Nice clear article on Sandra's blog here, spelling out exactly how she's using statistics in her research on how word usage in bilingual people is influenced by their native language. She defines quite a few core statistical terms in a way that is easy to understand.
Statistical testing is likely to form one or more of my evaluative tests for creativity, as I will want to measure novelty and variance of the new piece of work, both within itself and compared to other comparable works.
This also links in to a previous post of Sandra's on variability and homogeneity assessment between corpora and inside an individual corpus of documents.
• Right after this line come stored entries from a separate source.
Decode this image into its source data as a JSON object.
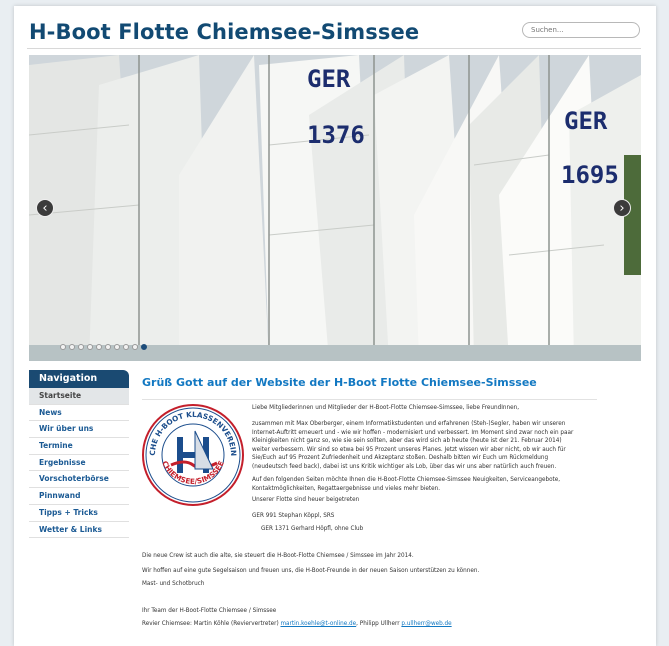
{
  "header": {
    "title": "H-Boot Flotte Chiemsee-Simssee",
    "search_placeholder": "Suchen..."
  },
  "slider": {
    "prev_label": "‹",
    "next_label": "›",
    "slide_count": 10,
    "active_slide": 10,
    "sail_numbers": [
      "GER",
      "1376",
      "GER",
      "1695"
    ]
  },
  "sidebar": {
    "heading": "Navigation",
    "items": [
      {
        "label": "Startseite",
        "active": true
      },
      {
        "label": "News"
      },
      {
        "label": "Wir über uns"
      },
      {
        "label": "Termine"
      },
      {
        "label": "Ergebnisse"
      },
      {
        "label": "Vorschoterbörse"
      },
      {
        "label": "Pinnwand"
      },
      {
        "label": "Tipps + Tricks"
      },
      {
        "label": "Wetter & Links"
      }
    ]
  },
  "logo": {
    "text_top": "DEUTSCHE H-BOOT KLASSENVEREINIGUNG",
    "text_bottom": "CHIEMSEE/SIMSSEE",
    "colors": {
      "red": "#c41f2b",
      "blue": "#1b4d8c"
    }
  },
  "content": {
    "title": "Grüß Gott auf der Website der H-Boot Flotte Chiemsee-Simssee",
    "intro_lines": [
      "Liebe Mitgliederinnen und Mitglieder der H-Boot-Flotte Chiemsee-Simssee, liebe FreundInnen,",
      "zusammen mit Max Oberberger, einem  Informatikstudenten und erfahrenen (Steh-)Segler, haben wir unseren",
      "Internet-Auftritt erneuert und - wie wir hoffen - modernisiert und verbessert. Im Moment sind zwar noch ein paar",
      "Kleinigkeiten nicht ganz so, wie sie sein sollten, aber das wird sich ab heute (heute ist der 21. Februar 2014)",
      "weiter verbessern. Wir sind so etwa bei 95 Prozent unseres Planes. Jetzt wissen wir aber nicht, ob wir auch für",
      "Sie/Euch auf 95 Prozent Zufriedenheit und Akzeptanz stoßen. Deshalb bitten wir Euch um Rückmeldung",
      "(neudeutsch feed back), dabei ist uns Kritik wichtiger als Lob, über das wir uns aber natürlich auch freuen."
    ],
    "para2_lines": [
      "Auf den folgenden Seiten möchte Ihnen die H-Boot-Flotte Chiemsee-Simssee Neuigkeiten, Serviceangebote,",
      "Kontaktmöglichkeiten, Regattaergebnisse und vieles mehr bieten."
    ],
    "fleet_intro": "Unserer Flotte sind heuer beigetreten",
    "boat1": "GER   991 Stephan Köppl, SRS",
    "boat2": "GER 1371 Gerhard Höpfl, ohne Club",
    "crew_line": " Die neue Crew ist auch die alte, sie steuert die H-Boot-Flotte Chiemsee  / Simssee im Jahr 2014.",
    "hope_line": "Wir hoffen auf eine gute Segelsaison und freuen  uns, die H-Boot-Freunde in der neuen Saison unterstützen zu können.",
    "mast_line": "Mast- und Schotbruch",
    "team_line": "Ihr Team der H-Boot-Flotte Chiemsee  / Simssee",
    "revier_prefix": "Revier Chiemsee: Martin Köhle (Reviervertreter) ",
    "revier_email1": "martin.koehle@t-online.de",
    "revier_mid": ", Philipp Ullherr ",
    "revier_email2": "p.ullherr@web.de"
  }
}
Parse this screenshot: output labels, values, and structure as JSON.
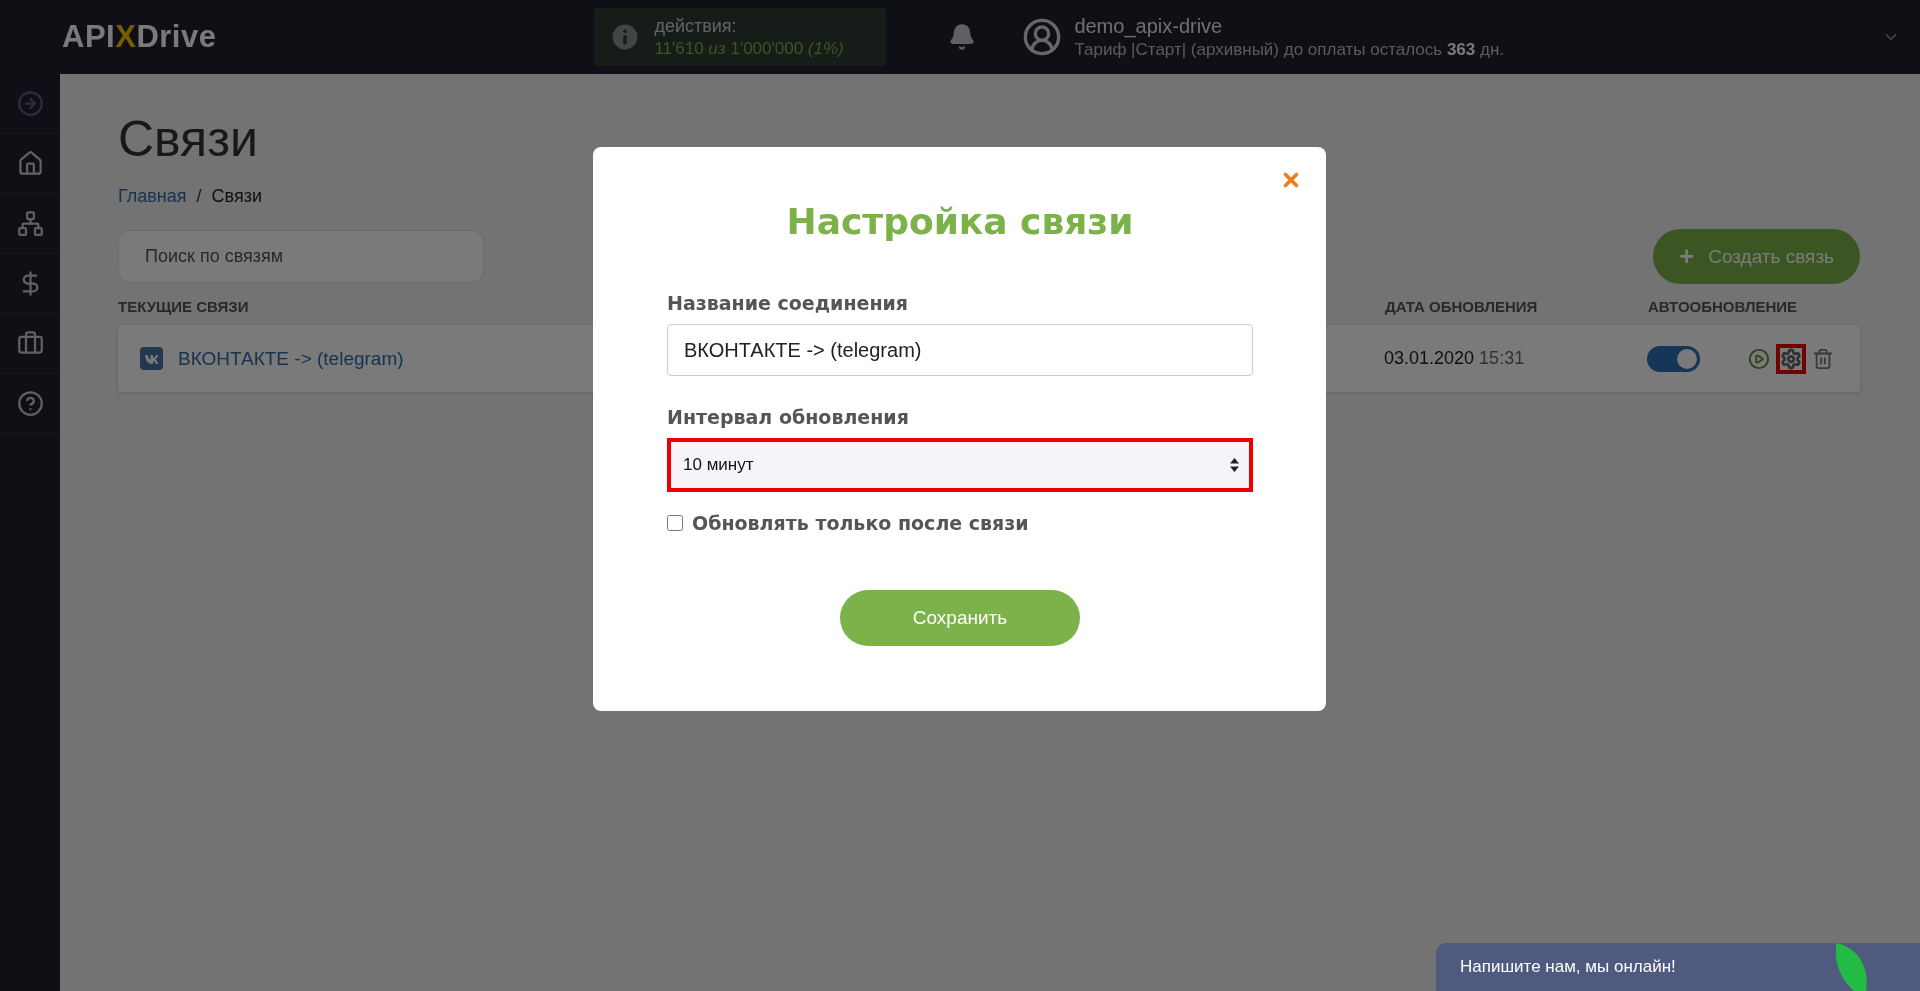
{
  "header": {
    "logo": [
      "API",
      "X",
      "Drive"
    ],
    "stats": {
      "label": "действия:",
      "value": "11'610 *из* 1'000'000 *(1%)*"
    },
    "user": {
      "name": "demo_apix-drive",
      "plan": "Тариф |Старт| (архивный) до оплаты осталось **363** дн."
    }
  },
  "sidebar": {
    "items": [
      {
        "kind": "arrow",
        "dim": true
      },
      {
        "kind": "home",
        "dim": false
      },
      {
        "kind": "network",
        "dim": false
      },
      {
        "kind": "dollar",
        "dim": false
      },
      {
        "kind": "briefcase",
        "dim": false
      },
      {
        "kind": "help",
        "dim": false
      }
    ]
  },
  "page": {
    "title": "Связи",
    "breadcrumb_separator": "/",
    "breadcrumb": [
      {
        "label": "Главная",
        "link": true
      },
      {
        "label": "Связи",
        "link": false
      }
    ],
    "search": {
      "placeholder": "Поиск по связям"
    },
    "create_button": {
      "icon": "+",
      "label": "Создать связь"
    }
  },
  "table": {
    "columns": [
      "ТЕКУЩИЕ СВЯЗИ",
      "ДАТА ОБНОВЛЕНИЯ",
      "АВТООБНОВЛЕНИЕ"
    ],
    "rows": [
      {
        "name": "ВКОНТАКТЕ -> (telegram)",
        "date": "03.01.2020",
        "time": "15:31",
        "autoupdate": true,
        "actions": [
          {
            "kind": "play",
            "highlighted": false
          },
          {
            "kind": "settings",
            "highlighted": true
          },
          {
            "kind": "delete",
            "highlighted": false
          }
        ]
      }
    ]
  },
  "modal": {
    "title": "Настройка связи",
    "fields": [
      {
        "kind": "text",
        "label": "Название соединения",
        "value": "ВКОНТАКТЕ -> (telegram)",
        "highlighted": false
      },
      {
        "kind": "select",
        "label": "Интервал обновления",
        "value": "10 минут",
        "highlighted": true
      }
    ],
    "checkbox": {
      "label": "Обновлять только после связи",
      "checked": false
    },
    "save_button": "Сохранить"
  },
  "chat": {
    "text": "Напишите нам, мы онлайн!"
  }
}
Where she uses 2 corpora: essays written by native speakers of English and then native speakesr of French, I could be using corpora of pieces of a specific musical genre?
Summary of Sandra's post and how the content relates to my research
So as I understand it, you can use t tests to measure the difference between what you expect to see (based on what you have in the existing corpus) and what you actually see. I wonder what criteria is best for measuring this (probably more than one) - a topic for a later post I think!
T tests are most effective with a small corpus (less than 30 items). They also rely on the assumption that the data is normally distributed and representative of the source population (i.e. in my case, that musical genre). [NB How could I check this, in real terms?]
Z scores can be useful for corpora of a larger sample size than 30 (still assuming the data in the corpus is normally distributed). A z score represents the number of standard deviations a sample piece is away from the mean of the corpus (in other words, how different one piece is from the standard set by the corpus, in comparison to other pieces also being tested).
Taking away the assumption that the data is normally distributed and representative of the larger population (that specific musical genre), chi-squared tests come into play. X2 tests take two sets of frequencies/variables and measure how much these two sets vary from each other. So for example taking pitch distribution (how many times does e.g. middle C appear in pieces from a specified genre) - I could use X2 to measure how statistically different two sets of pieces are from each other on the basis of how notes are used.
I'm sure I'll return to this discussion when I get a bit more into the statistical testing, and how to establish significant results to measure creativity statistically.


  1. Thanks for flagging that up - very useful

  2. Nice post, Anna, thanks ;-)

    About your 'NB', the distribution of your data can be represented graphically. Depending on the shape of your curve, you can establish whether your data is normally distributed or not.
    I'll try and put a few bullet points together for you on how to do it (probably towards the end of the week).